作者有话要说:  京城大街街尾深衣巷的一处民宅里,一名大汉正猛灌著酒。

他三两下豪饮完一坛酒,便随手将坛子砸到地上,酒坛碰地应声碎裂,一地碎片满室酒香。

“阁下与其大白天饮酒解闷,不如同在下来笔交易如何?”

房子里冷不防地冒出一个人影,把大汉吓了好大一跳。

喝了酒,警戒心便降低了,他竟没发现有人潜入屋子。大汉瞬间酒醒了一半,大声喝道:“来者何人!”

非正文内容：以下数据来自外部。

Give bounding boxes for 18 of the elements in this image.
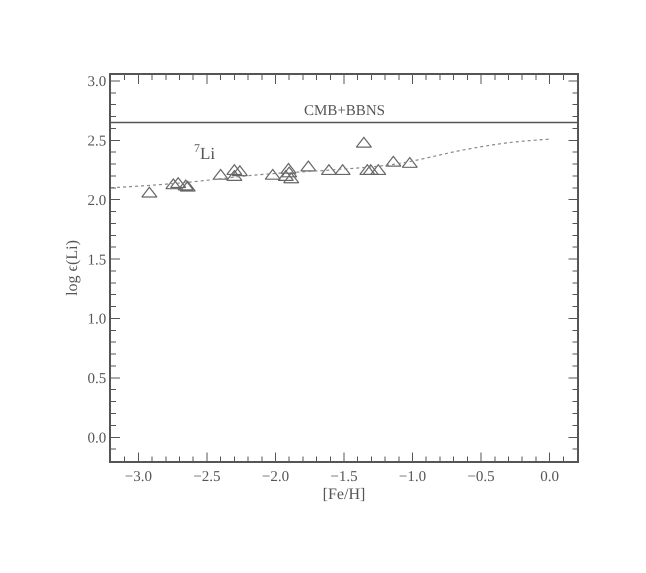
x-tick-label: −2.5 [193,468,221,485]
y-tick-label: 2.0 [88,192,106,209]
y-tick-label: 0.0 [88,430,106,446]
annotation: $^{7}$Li [194,141,216,164]
x-axis-title: [Fe/H] [322,486,366,503]
x-tick-label: −1.0 [398,468,426,485]
y-tick-label: 3.0 [88,74,106,90]
ref-line-label: CMB+BBNS [304,103,385,119]
x-tick-label: −0.5 [467,468,495,485]
y-tick-label: 2.5 [88,134,106,150]
y-tick-label: 1.0 [88,312,106,328]
y-tick-label: 1.5 [88,252,106,268]
x-tick-label: −3.0 [124,468,152,485]
y-tick-label: 0.5 [88,371,106,388]
y-axis-title: log ϵ(Li) [64,240,81,296]
x-tick-label: −2.0 [262,468,290,485]
x-tick-label: −1.5 [330,468,358,485]
x-tick-label: 0.0 [540,468,559,485]
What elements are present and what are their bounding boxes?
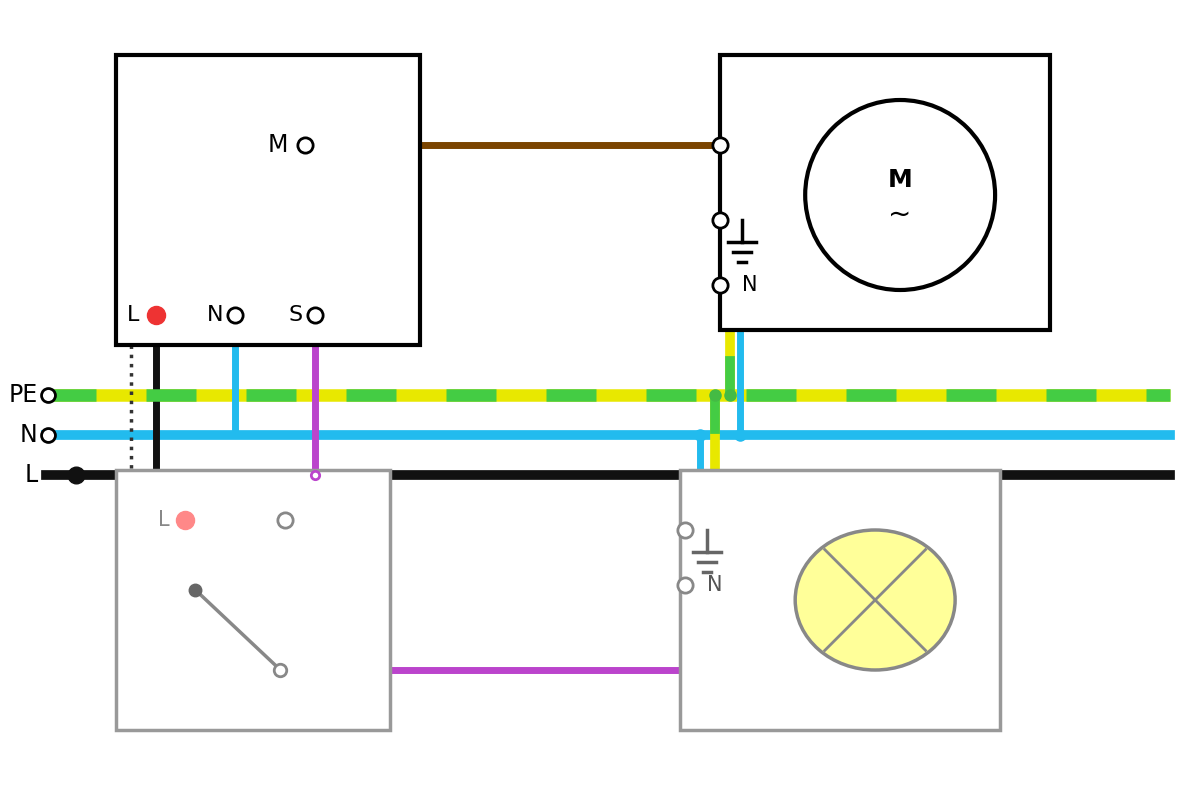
Text: M: M [888,168,912,192]
Text: M: M [268,133,288,157]
Text: N: N [20,423,37,447]
Text: PE: PE [8,383,37,407]
Bar [680,470,1000,730]
Text: N: N [707,575,722,595]
Circle shape [805,100,995,290]
Text: L: L [157,510,169,530]
Text: L: L [127,305,139,325]
Text: ~: ~ [888,201,912,229]
Text: L: L [24,463,37,487]
Ellipse shape [796,530,955,670]
Text: N: N [208,305,223,325]
Bar [115,470,390,730]
Bar [115,55,420,345]
Bar [720,55,1050,330]
Text: N: N [743,275,757,295]
Text: S: S [288,305,302,325]
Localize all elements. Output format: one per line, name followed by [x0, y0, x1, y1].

“我是相府的人。”藏锋露了脸,道:“陆护卫,你当对我有印象吧?”先前在相府,虽一人外院护卫一人内院护卫,却也偶尔打过照面。

“是你?”陆奎警戒道:“你是相府的人?荒唐,你是颜家的人才对!你来此作甚?”

“我是相府安插到颜家的棋子,一直以来都替相府朝颜家传递假消息。我是相爷的人。”藏锋朝他亮出一面刻有宇文字样的腰牌。“我此回是替相爷前来,同你谈一桩交易,若是成功,你便能得到你想要的,相爷也能得到他想要的,两相完美。”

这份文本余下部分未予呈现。